Additional variants, New CPV-2a and New CPV-2b, were discovered in 1990. They differ from CPV-2a/b only at 297 residue (Ser to Ala) of VP2 protein without changing their antigenic properties even its proximity to epitope B(Ohshima et al., 2008), which is currently detected in most recent CPV-2 strains(Martella et al., 2006).

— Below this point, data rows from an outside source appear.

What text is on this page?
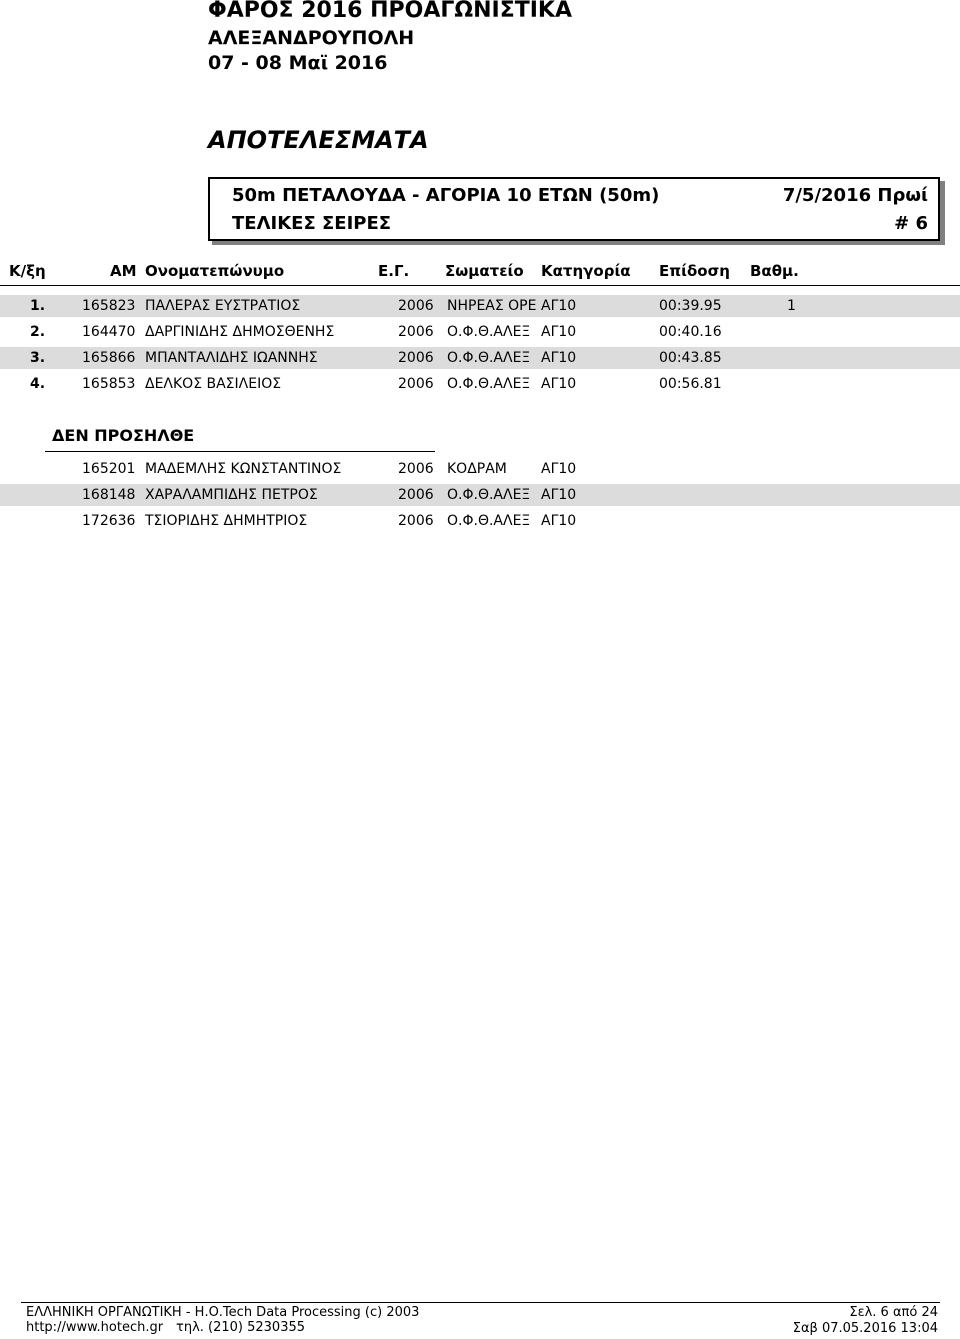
ΦΑΡΟΣ 2016 ΠΡΟΑΓΩΝΙΣΤΙΚΑ
ΑΛΕΞΑΝΔΡΟΥΠΟΛΗ
07 - 08 Μαϊ 2016
ΑΠΟΤΕΛΕΣΜΑΤΑ
50m ΠΕΤΑΛΟΥΔΑ - ΑΓΟΡΙΑ 10 ΕΤΩΝ (50m)	7/5/2016 Πρωί
ΤΕΛΙΚΕΣ ΣΕΙΡΕΣ	# 6
Κ/ξη	ΑΜ Ονοματεπώνυμο	Ε.Γ. Σωματείο Κατηγορία Επίδοση Βαθμ.
1.	165823 ΠΑΛΕΡΑΣ ΕΥΣΤΡΑΤΙΟΣ	2006 ΝΗΡΕΑΣ ΟΡΕ ΑΓ10	00:39.95	1
2.	164470 ΔΑΡΓΙΝΙΔΗΣ ΔΗΜΟΣΘΕΝΗΣ	2006 Ο.Φ.Θ.ΑΛΕΞ ΑΓ10	00:40.16
3.	165866 ΜΠΑΝΤΑΛΙΔΗΣ ΙΩΑΝΝΗΣ	2006 Ο.Φ.Θ.ΑΛΕΞ ΑΓ10	00:43.85
4.	165853 ΔΕΛΚΟΣ ΒΑΣΙΛΕΙΟΣ	2006 Ο.Φ.Θ.ΑΛΕΞ ΑΓ10	00:56.81
ΔΕΝ ΠΡΟΣΗΛΘΕ
165201 ΜΑΔΕΜΛΗΣ ΚΩΝΣΤΑΝΤΙΝΟΣ	2006 ΚΟΔΡΑΜ ΑΓ10
168148 ΧΑΡΑΛΑΜΠΙΔΗΣ ΠΕΤΡΟΣ	2006 Ο.Φ.Θ.ΑΛΕΞ ΑΓ10
172636 ΤΣΙΟΡΙΔΗΣ ΔΗΜΗΤΡΙΟΣ	2006 Ο.Φ.Θ.ΑΛΕΞ ΑΓ10
ΕΛΛΗΝΙΚΗ ΟΡΓΑΝΩΤΙΚΗ - Η.Ο.Tech Data Processing (c) 2003
http://www.hotech.gr τηλ. (210) 5230355
Σελ. 6 από 24
Σαβ 07.05.2016 13:04
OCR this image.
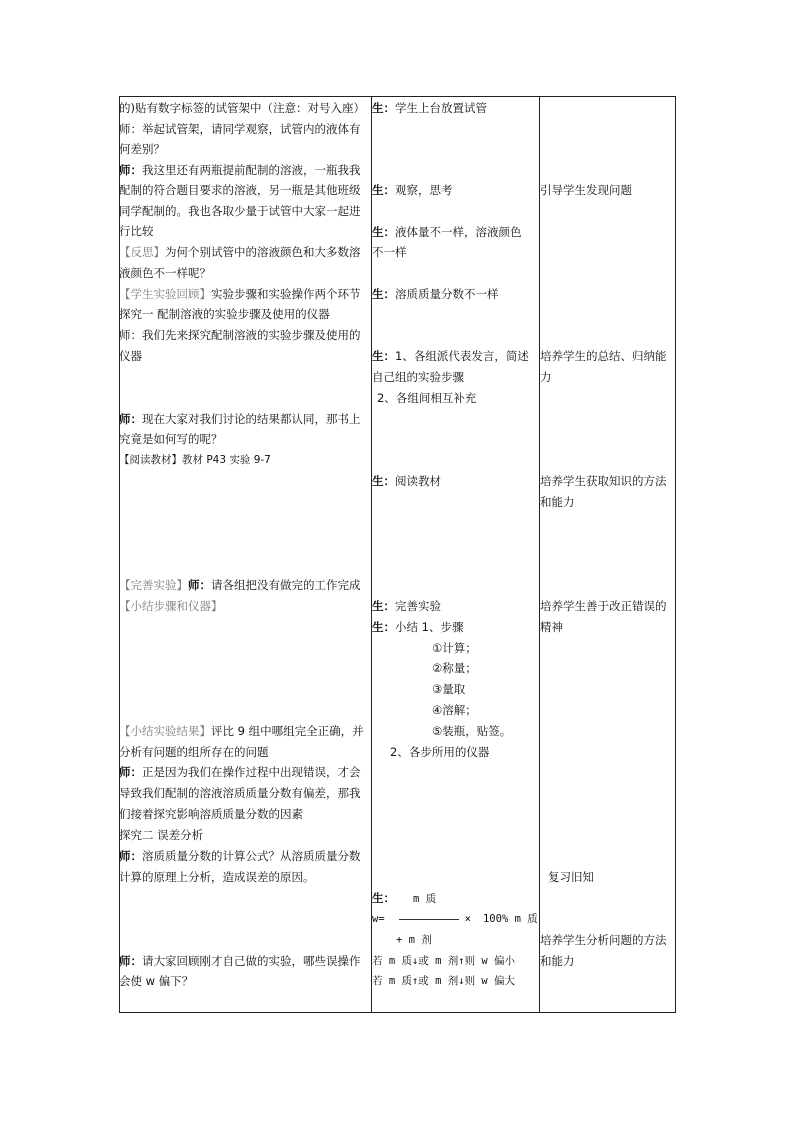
的)贴有数字标签的试管架中（注意：对号入座）
师：举起试管架，请同学观察，试管内的液体有
何差别？
师：我这里还有两瓶提前配制的溶液，一瓶我我
配制的符合题目要求的溶液，另一瓶是其他班级
同学配制的。我也各取少量于试管中大家一起进
行比较
【反思】为何个别试管中的溶液颜色和大多数溶
液颜色不一样呢？
【学生实验回顾】实验步骤和实验操作两个环节
探究一 配制溶液的实验步骤及使用的仪器
师：我们先来探究配制溶液的实验步骤及使用的
仪器
师：现在大家对我们讨论的结果都认同，那书上
究竟是如何写的呢？
【阅读教材】教材 P43 实验 9-7
【完善实验】师：请各组把没有做完的工作完成
【小结步骤和仪器】
【小结实验结果】评比 9 组中哪组完全正确，并
分析有问题的组所存在的问题
师：正是因为我们在操作过程中出现错误，才会
导致我们配制的溶液溶质质量分数有偏差，那我
们接着探究影响溶质质量分数的因素
探究二 误差分析
师：溶质质量分数的计算公式？从溶质质量分数
计算的原理上分析，造成误差的原因。
师：请大家回顾刚才自己做的实验，哪些误操作
会使 w 偏下？
生：学生上台放置试管
生：观察，思考
生：液体量不一样，溶液颜色
不一样
生：溶质质量分数不一样
生：1、各组派代表发言，简述
自己组的实验步骤
2、各组间相互补充
生：阅读教材
生：完善实验
生：小结 1、步骤
①计算；
②称量；
③量取
④溶解；
⑤装瓶，贴签。
2、各步所用的仪器
生： m 质
w=	× 100% m 质
+ m 剂
若 m 质↓或 m 剂↑则 w 偏小
若 m 质↑或 m 剂↓则 w 偏大
引导学生发现问题
培养学生的总结、归纳能
力
培养学生获取知识的方法
和能力
培养学生善于改正错误的
精神
复习旧知
培养学生分析问题的方法
和能力
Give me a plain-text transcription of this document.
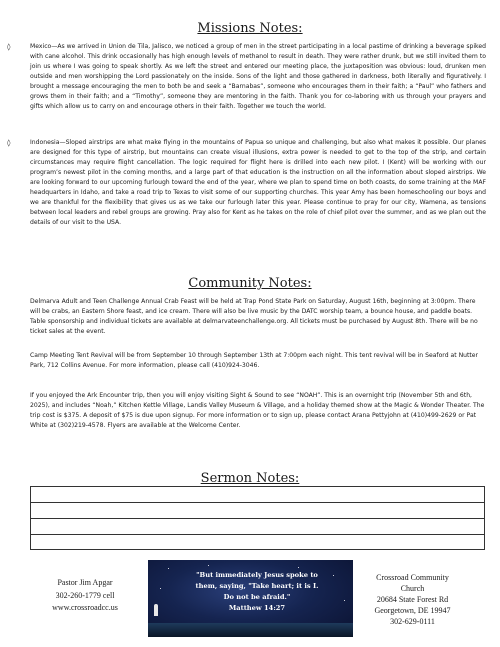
Missions Notes:
◊	Mexico—As we arrived in Union de Tila, Jalisco, we noticed a group of men in the street participating in a local pastime of drinking a beverage spiked with cane alcohol. This drink occasionally has high enough levels of methanol to result in death. They were rather drunk, but we still invited them to join us where I was going to speak shortly. As we left the street and entered our meeting place, the juxtaposition was obvious: loud, drunken men outside and men worshipping the Lord passionately on the inside. Sons of the light and those gathered in darkness, both literally and figuratively. I brought a message encouraging the men to both be and seek a “Barnabas”, someone who encourages them in their faith; a “Paul” who fathers and grows them in their faith; and a “Timothy”, someone they are mentoring in the faith. Thank you for co-laboring with us through your prayers and gifts which allow us to carry on and encourage others in their faith. Together we touch the world.
◊	Indonesia—Sloped airstrips are what make flying in the mountains of Papua so unique and challenging, but also what makes it possible. Our planes are designed for this type of airstrip, but mountains can create visual illusions, extra power is needed to get to the top of the strip, and certain circumstances may require flight cancellation. The logic required for flight here is drilled into each new pilot. I (Kent) will be working with our program’s newest pilot in the coming months, and a large part of that education is the instruction on all the information about sloped airstrips. We are looking forward to our upcoming furlough toward the end of the year, where we plan to spend time on both coasts, do some training at the MAF headquarters in Idaho, and take a road trip to Texas to visit some of our supporting churches. This year Amy has been homeschooling our boys and we are thankful for the flexibility that gives us as we take our furlough later this year. Please continue to pray for our city, Wamena, as tensions between local leaders and rebel groups are growing. Pray also for Kent as he takes on the role of chief pilot over the summer, and as we plan out the details of our visit to the USA.
Community Notes:
Delmarva Adult and Teen Challenge Annual Crab Feast will be held at Trap Pond State Park on Saturday, August 16th, beginning at 3:00pm. There will be crabs, an Eastern Shore feast, and ice cream. There will also be live music by the DATC worship team, a bounce house, and paddle boats. Table sponsorship and individual tickets are available at delmarvateenchallenge.org. All tickets must be purchased by August 8th. There will be no ticket sales at the event.
Camp Meeting Tent Revival will be from September 10 through September 13th at 7:00pm each night. This tent revival will be in Seaford at Nutter Park, 712 Collins Avenue. For more information, please call (410)924-3046.
If you enjoyed the Ark Encounter trip, then you will enjoy visiting Sight & Sound to see “NOAH”. This is an overnight trip (November 5th and 6th, 2025), and includes “Noah,” Kitchen Kettle Village, Landis Valley Museum & Village, and a holiday themed show at the Magic & Wonder Theater. The trip cost is $375. A deposit of $75 is due upon signup. For more information or to sign up, please contact Arana Pettyjohn at (410)499-2629 or Pat White at (302)219-4578. Flyers are available at the Welcome Center.
Sermon Notes:
Pastor Jim Apgar
302-260-1779 cell
www.crossroadcc.us
"But immediately Jesus spoke to
them, saying, "Take heart; it is I.
Do not be afraid."
Matthew 14:27
Crossroad Community
Church
20684 State Forest Rd
Georgetown, DE 19947
302-629-0111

Another two variants, CPV-2c(a) and CPV-2c(b), were isolated from Vietnamese leopard cats in 1997 with substitution at residue 300 (Gly to Asp) and lost canine host range(Ikeda et al., 2000; Ohshima et al., 2008). The few amino acid differences in VP2 protein between FPLV, CPV-2 and, CPV-2 variants appear to have modified important biological properties, such as antigenic properties, host ranges, interactions with TfR, and virulence(Cavalli et al., 2008).
In China, the first CPV-2 case was detected in 1982(Shizhe et al., 1982). CPV-2 prevailed during the early 1980s, then it was gradually replaced by CPV-2a after 1986(Zhijing et al., 2004). In the 1990s, most CPV-2 variants detected were New CPV-2a/2b, which seemed to completely replace CPV2a/2b. The New CPV-2a has been the dominant genotype since the 1990s. After 2000, the detection rate of New CPV-2b increased, which was identified as the dominant strains in some cities(Jianqing, 2003; Kegong et al., 2004; Zhijing et al., 2004). The CPV-2c variant was observed initially in 2009 and has developed a continuous uptrend since 2010(Qi et al., 2020). In this study, we collected samples in the Tianjin area, a city that hasn’t been investigated before, along with other cities between 2018 and 2020. To further study the prevalence of CPV-2 in China, we retrieved CPV-2 sequences date with clear background collected in China from Genbank and related papers from 2014 to 2019 then examined those data in detail.